Do you hear the bells of doom ringing? I do.
Why, you ask? Because this Sunday we are going to be reading 1 Peter 3:1-7.
If you’re a woman, how does this text make you feel? This passage has become, in our modern society, a bit of a pariah. We usually stumble around it, embarrassed that it’s there in the first place. But what if we squarely look at what Peter wrote, and what if there is something there that God is saying to us all about our walk of faith?

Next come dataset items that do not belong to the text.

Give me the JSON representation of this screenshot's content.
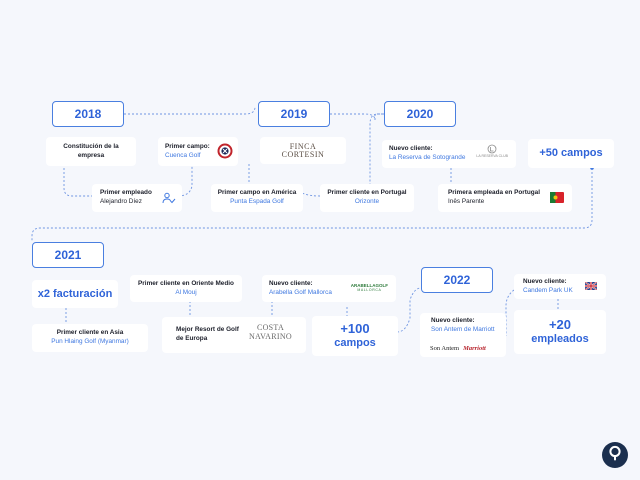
{
  "years": [
    "2018",
    "2019",
    "2020",
    "2021",
    "2022"
  ],
  "cards": {
    "constitucion": {
      "title": "Constitución de la empresa"
    },
    "primer_empleado": {
      "title": "Primer empleado",
      "sub": "Alejandro Díez"
    },
    "primer_campo": {
      "title": "Primer campo:",
      "sub": "Cuenca Golf"
    },
    "finca": {
      "logo_line1": "FINCA",
      "logo_line2": "CORTESIN"
    },
    "primer_campo_america": {
      "title": "Primer campo en América",
      "sub": "Punta Espada Golf"
    },
    "primer_cliente_portugal": {
      "title": "Primer cliente en Portugal",
      "sub": "Orizonte"
    },
    "reserva": {
      "title": "Nuevo cliente:",
      "sub": "La Reserva de Sotogrande",
      "logo_text": "LA RESERVA CLUB"
    },
    "primera_empleada_portugal": {
      "title": "Primera empleada en Portugal",
      "sub": "Inês Parente"
    },
    "campos_50": {
      "text": "+50 campos"
    },
    "x2": {
      "text": "x2 facturación"
    },
    "asia": {
      "title": "Primer cliente en Asia",
      "sub": "Pun Hlaing Golf (Myanmar)"
    },
    "oriente": {
      "title": "Primer cliente en Oriente Medio",
      "sub": "Al Mouj"
    },
    "mejor_resort": {
      "title": "Mejor Resort de Golf de Europa",
      "logo_line1": "COSTA",
      "logo_line2": "NAVARINO"
    },
    "arabella": {
      "title": "Nuevo cliente:",
      "sub": "Arabella Golf Mallorca",
      "logo_line1": "ARABELLAGOLF",
      "logo_line2": "MALLORCA"
    },
    "campos_100": {
      "line1": "+100",
      "line2": "campos"
    },
    "son_antem": {
      "title": "Nuevo cliente:",
      "sub": "Son Antem de Marriott",
      "logo1": "Son Antem",
      "logo2": "Marriott"
    },
    "candem": {
      "title": "Nuevo cliente:",
      "sub": "Candem Park UK"
    },
    "empleados_20": {
      "line1": "+20",
      "line2": "empleados"
    }
  },
  "icons": [
    "cuenca-golf-logo",
    "handshake-icon",
    "portugal-flag-icon",
    "uk-flag-icon",
    "chat-icon"
  ],
  "colors": {
    "accent": "#2f63d8",
    "link": "#3f78e0",
    "background": "#f5f7fc",
    "chat": "#1b2f4e"
  }
}
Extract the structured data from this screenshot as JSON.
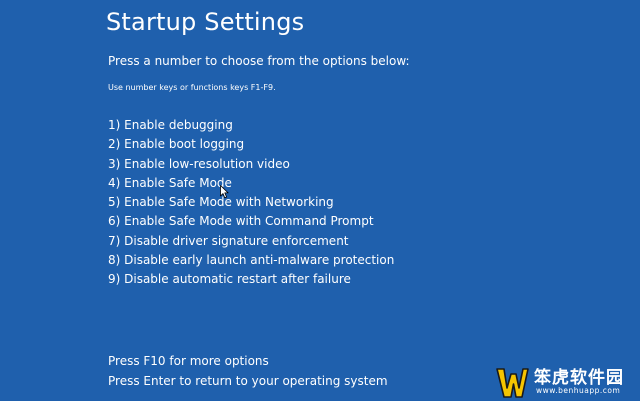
{
  "screen": {
    "title": "Startup Settings",
    "instruction": "Press a number to choose from the options below:",
    "hint": "Use number keys or functions keys F1-F9."
  },
  "options": [
    {
      "label": "1) Enable debugging"
    },
    {
      "label": "2) Enable boot logging"
    },
    {
      "label": "3) Enable low-resolution video"
    },
    {
      "label": "4) Enable Safe Mode"
    },
    {
      "label": "5) Enable Safe Mode with Networking"
    },
    {
      "label": "6) Enable Safe Mode with Command Prompt"
    },
    {
      "label": "7) Disable driver signature enforcement"
    },
    {
      "label": "8) Disable early launch anti-malware protection"
    },
    {
      "label": "9) Disable automatic restart after failure"
    }
  ],
  "footer": {
    "more_options": "Press F10 for more options",
    "return": "Press Enter to return to your operating system"
  },
  "watermark": {
    "name": "笨虎软件园",
    "url": "www.benhuapp.com"
  },
  "icons": {
    "cursor": "mouse-pointer-icon",
    "logo": "benhu-logo-icon"
  },
  "colors": {
    "background": "#1f60ad",
    "text": "#ffffff",
    "logo_yellow": "#f5c400"
  }
}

As you read this passage, I want you to remember the context this passage is found in. Peter began talking about how we relate to governments that can sometimes be unfair, then talked about how slaves should respond to masters who treat them unfairly, now he talks to wives of husbands who oppose the Christian faith. What is the theme of this whole section…the common denominator? When Paul is describing government leaders, do we think he’s trying to describe the best kind of rulers? When he’s describing a slave’s response to an unfair master, do we think he’s affirming slavery? When he’s talking to wives who are expected, in Roman society, to be submissive to their husbands, do we think he’s describing God’s intended role for women? What is Peter mostly addressing in all of these conditions?
The context that started in chapter 2:13 has not changed – and we must be careful not to read this passage in isolation from that theme.

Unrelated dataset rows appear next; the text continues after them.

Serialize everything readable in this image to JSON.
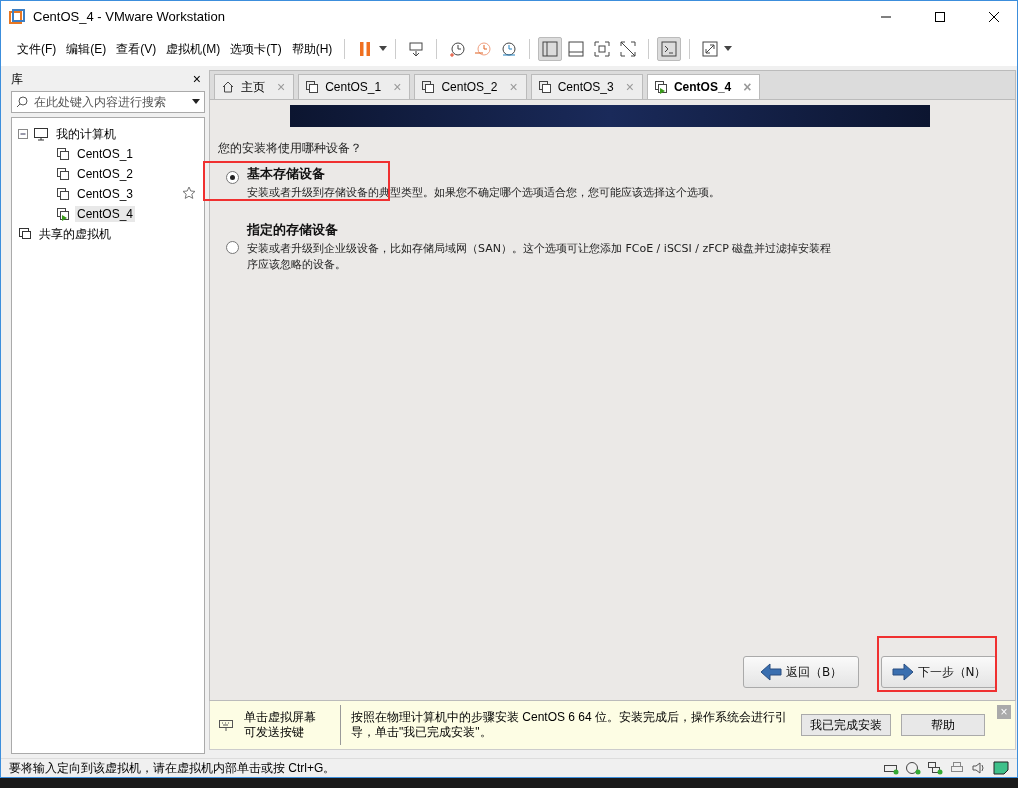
{
  "window": {
    "title": "CentOS_4 - VMware Workstation"
  },
  "menu": [
    "文件(F)",
    "编辑(E)",
    "查看(V)",
    "虚拟机(M)",
    "选项卡(T)",
    "帮助(H)"
  ],
  "library": {
    "title": "库",
    "close": "×",
    "search": {
      "placeholder": "在此处键入内容进行搜索"
    },
    "tree": [
      {
        "label": "我的计算机",
        "kind": "computer",
        "expanded": true,
        "children": [
          {
            "label": "CentOS_1",
            "kind": "vm",
            "running": false,
            "selected": false,
            "favorite": false
          },
          {
            "label": "CentOS_2",
            "kind": "vm",
            "running": false,
            "selected": false,
            "favorite": false
          },
          {
            "label": "CentOS_3",
            "kind": "vm",
            "running": false,
            "selected": false,
            "favorite": true
          },
          {
            "label": "CentOS_4",
            "kind": "vm",
            "running": true,
            "selected": true,
            "favorite": false
          }
        ]
      },
      {
        "label": "共享的虚拟机",
        "kind": "shared"
      }
    ]
  },
  "tabs": [
    {
      "label": "主页",
      "kind": "home",
      "selected": false,
      "close": "×"
    },
    {
      "label": "CentOS_1",
      "kind": "vm",
      "selected": false,
      "close": "×"
    },
    {
      "label": "CentOS_2",
      "kind": "vm",
      "selected": false,
      "close": "×"
    },
    {
      "label": "CentOS_3",
      "kind": "vm",
      "selected": false,
      "close": "×"
    },
    {
      "label": "CentOS_4",
      "kind": "vm",
      "selected": true,
      "close": "×"
    }
  ],
  "installer": {
    "question": "您的安装将使用哪种设备？",
    "options": [
      {
        "title": "基本存储设备",
        "description": "安装或者升级到存储设备的典型类型。如果您不确定哪个选项适合您，您可能应该选择这个选项。",
        "selected": true,
        "highlighted": true
      },
      {
        "title": "指定的存储设备",
        "description": "安装或者升级到企业级设备，比如存储局域网（SAN）。这个选项可让您添加 FCoE / iSCSI / zFCP 磁盘并过滤掉安装程序应该忽略的设备。",
        "selected": false,
        "highlighted": false
      }
    ],
    "buttons": [
      {
        "label": "返回（B）",
        "kind": "back",
        "highlighted": false
      },
      {
        "label": "下一步（N）",
        "kind": "next",
        "highlighted": true
      }
    ]
  },
  "hint_bar": {
    "keyboard_hint": "单击虚拟屏幕可发送按键",
    "message": "按照在物理计算机中的步骤安装 CentOS 6 64 位。安装完成后，操作系统会进行引导，单击\"我已完成安装\"。",
    "buttons": [
      "我已完成安装",
      "帮助"
    ],
    "close": "×"
  },
  "status_bar": {
    "text": "要将输入定向到该虚拟机，请在虚拟机内部单击或按 Ctrl+G。"
  }
}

When reading this text with the theme of a Christian response to societal disadvantages – does this text take on a different meaning than it does if read independently of that context? Do you believe Peter is defining roles, or encouraging a good response to less than ideal situations?

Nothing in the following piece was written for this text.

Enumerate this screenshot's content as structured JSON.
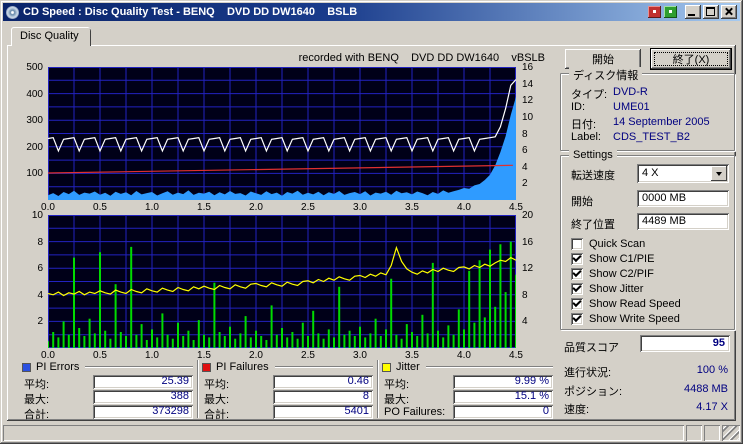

In the Roman world the family order was paramount. The family was structured as a patriarchy around the paterfamilias – the husband and father who was head of a household. When a woman married a man, she was expected to adopt his religious beliefs and worship only his household gods. A wife who comes to a faith in Jesus would, of course, stop worshiping any other god. Peter appears to want to minimize the danger that action may pose by encouraging her to be sure she follows all the other cultural norms so that her faith isn’t perceived as a threat to Roman order. He seems to be encouraging wives to express Christian values in a way that doesn’t violate cultural norms.
What are the ways our society sees Christianity and it’s treatment of women? If we were to apply Peter’s intent in this text to our modern setting, what would we encourage wives to do or be?
v7 sort of describes God’s intent for the order in marriage. In light of the theme of societal disadvantages, how would you interpret the description of wives as a “weaker vessel”? “Heirs with you” could also be worded “co-heirs” – what does this indicate to you about God’s intended roles in marriage?
I think it will be a good study. I may be considered a heretic by some when it’s done…but I think this passage deserves a more thorough examination.